After the attack ended before noon, another Misrata resident said the local radio, now in opposition hands, urged people to march on the airport in support of the protesters. Both residents said the rebellion continues to control the city, located about 120 miles east of Tripoli.



Gaddafi's crackdown has so far helped him maintain control of Tripoli, a city that holds about a third of Libya's six million population. But the uprising by protesters, backed by army units that joined their ranks, has divided the country and threatened to push it toward civil war.



The leader's cousin, Gaddaf al-Dam, is one of the most high level defections to hit the regime so far, after many ambassadors around the world, the justice minister and the interior minister all sided with the protesters. Gaddaf al-Dam belonged to Gaddafi's inner circle, officially his liaison with Egypt, but he also served as Gaddafi's envoy to other world leaders and frequently appeared by his side.



In a statement issued in Cairo today, Gaddaf al-Dam said he had left Libya for Egypt "in protest and to show disagreement" with the crackdown.



International momentum has been building for action to punish Gaddafi's regime for the bloodshed.



President Barack Obama said the suffering in Libya "is outrageous and it is unacceptable," and he directed his administration to prepare a full range of options, including possible sanctions that could freeze the assets and ban travel to the US by Libyan officials.



French President Nicolas Sarkozy raised the possibility of the European Union cutting off economic ties.



Another proposal gaining some traction was for the United Nations to declare a no-fly zone over Libya to prevent it using warplanes to hit protesters. UN High Commissioner for Human Rights Navi Pillay said that if reports of such strikes are confirmed, "there's an immediate need for that level of protection."



Italy's Foreign Minister Franco Frattini said estimates of some 1,000 people killed in the violence in Libya were "credible," although he stressed information about casualties was incomplete. The New York-based Human Rights Watch has put the death toll at nearly 300, according to a partial count.

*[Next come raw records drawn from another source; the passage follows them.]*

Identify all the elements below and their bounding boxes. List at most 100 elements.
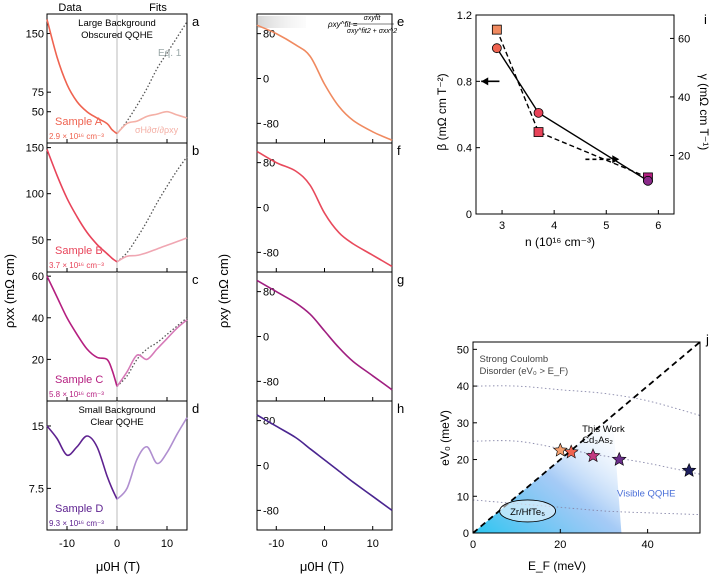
panel-annotation: Clear QQHE: [90, 417, 143, 428]
y-tick-right-label: 20: [678, 150, 690, 162]
carrier-density: 3.7 × 10¹⁶ cm⁻³: [49, 261, 104, 270]
rhoxy-xlabel: μ0H (T): [300, 559, 344, 574]
panel-annotation: Obscured QQHE: [81, 30, 153, 41]
panel-j-xlabel: E_F (meV): [528, 559, 586, 573]
panel-letter: b: [192, 143, 199, 158]
y-tick-label: 20: [32, 354, 44, 366]
header-data-label: Data: [58, 2, 82, 14]
rhoxx-curve-data: [46, 425, 118, 500]
y-tick-label: 50: [457, 344, 469, 356]
panel-i-ylabel: β (mΩ cm T⁻²): [435, 73, 449, 150]
panel-letter: a: [192, 14, 200, 29]
y-tick-label: 0: [463, 528, 469, 540]
gamma-point: [491, 24, 502, 35]
y-tick-label: 7.5: [29, 483, 44, 495]
zr-hfte5-ellipse: [499, 499, 557, 523]
rhoxx-curve-eq1: [116, 156, 188, 263]
star-point: [681, 462, 697, 477]
y-tick-label: 0: [263, 74, 269, 86]
this-work-label: Cd₃As₂: [582, 435, 613, 446]
formula-denominator: σxy^fit2 + σxx^2: [347, 28, 397, 35]
panel-letter: g: [397, 272, 404, 287]
rhoxy-fit-formula: ρxy^fit = σxyfit σxy^fit2 + σxx^2: [327, 15, 397, 35]
y-tick-label: 150: [26, 29, 44, 41]
fit-eq-label: Eq. 1: [158, 48, 182, 59]
star-point: [611, 451, 627, 466]
x-tick-label: 0: [114, 538, 120, 550]
panel-annotation: Small Background: [78, 405, 155, 416]
x-tick-label: 6: [655, 220, 661, 232]
region-upper-label: Disorder (eV₀ > E_F): [480, 366, 569, 377]
y-tick-label: 50: [32, 235, 44, 247]
rhoxx-xlabel: μ0H (T): [96, 559, 140, 574]
y-tick-label: 40: [457, 381, 469, 393]
y-tick-label: -80: [263, 247, 279, 259]
rhoxy-ylabel: ρxy (mΩ cm): [216, 254, 231, 328]
rhoxx-curve-data: [46, 275, 118, 387]
dotted-contour: [472, 385, 701, 416]
fit-label: σH∂σ/∂ρxy: [135, 125, 179, 135]
y-tick-right-label: 40: [678, 92, 690, 104]
dotted-contour: [472, 440, 701, 475]
carrier-density: 9.3 × 10¹⁶ cm⁻³: [49, 519, 104, 528]
panel-letter: d: [192, 401, 199, 416]
rhoxy-curve: [256, 414, 393, 512]
beta-arrowhead: [481, 77, 489, 86]
sample-name: Sample D: [55, 503, 103, 515]
y-tick-right-label: 60: [678, 33, 690, 45]
ellipse-label: Zr/HfTe₅: [510, 507, 545, 518]
region-lower-label: Visible QQHE: [617, 488, 675, 499]
formula-lhs: ρxy^fit =: [327, 20, 358, 29]
y-tick-label: 75: [32, 87, 44, 99]
star-point: [552, 442, 568, 457]
x-tick-label: 5: [603, 220, 609, 232]
x-tick-label: 20: [554, 539, 566, 551]
panel-annotation: Large Background: [78, 18, 156, 29]
y-tick-label: 0: [263, 461, 269, 473]
region-upper-label: Strong Coulomb: [480, 354, 549, 365]
this-work-label: This Work: [582, 424, 625, 435]
sample-name: Sample B: [55, 245, 103, 257]
y-tick-label: -80: [263, 376, 279, 388]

Muammar Gaddafi's son claimed today that the reported death tolls have been exaggerated, although he didn't provide his own figure. In a press conference aired on state TV, he said the number killed by police and the army had been limited and "talking about hundreds and thousands (killed) is a joke."



He also said a committee had been formed to investigate alleged foreign involvement in the protests.



Earlier today, Libyan TV showed Egyptian passports, CDs and mobile phones purportedly belonging to detainees who had allegedly confessed to plotting "terrorist" operations against the Libyan people. Other footage showed a dozen men lying on the ground, with their faces down, blindfolded and handcuffed. Rifles and guns were laid out next to them.



* (PA) In later parts of Gaddafi's speech, translated by the BBC, he compared his 41 years as ruler of Libya with the Queen's 59-year reign over Britain and the Commonwealth.



Gaddafi said: "There are people who have been in power longer than me, like Queen Elizabeth of Britain."



Viewers did not see Gaddafi during the broadcast but watched a television presenter sitting behind a desk listening to the leader, who claimed he was helpless to prevent the uprising.



"I have got no orders, no say in what the people do, the power they have," said Gaddafi.



"It's not my problem."



He accused protesters of taking hallucinogenic drugs, adding: "When they come back and when they stop using the drugs, they will realise what they are doing, the damage they are causing to the country.



"Those I have spoken to have shown remorse and regretted it."



He also attacked protesters' parents, accusing them of allowing their children to take to the streets high on mind-bending drugs.



He added: "You should talk to them. This is your country - you shouldn't allow your children to behave the way they are behaving now."



Gaddafi finished his tirade by saying: "All I can say, I have told you so. I am waiting for you now.



"Please don't disappoint me, otherwise the Libyan people will get angry and turn against you."



The phone line went dead as Gaddafi apparently hung up.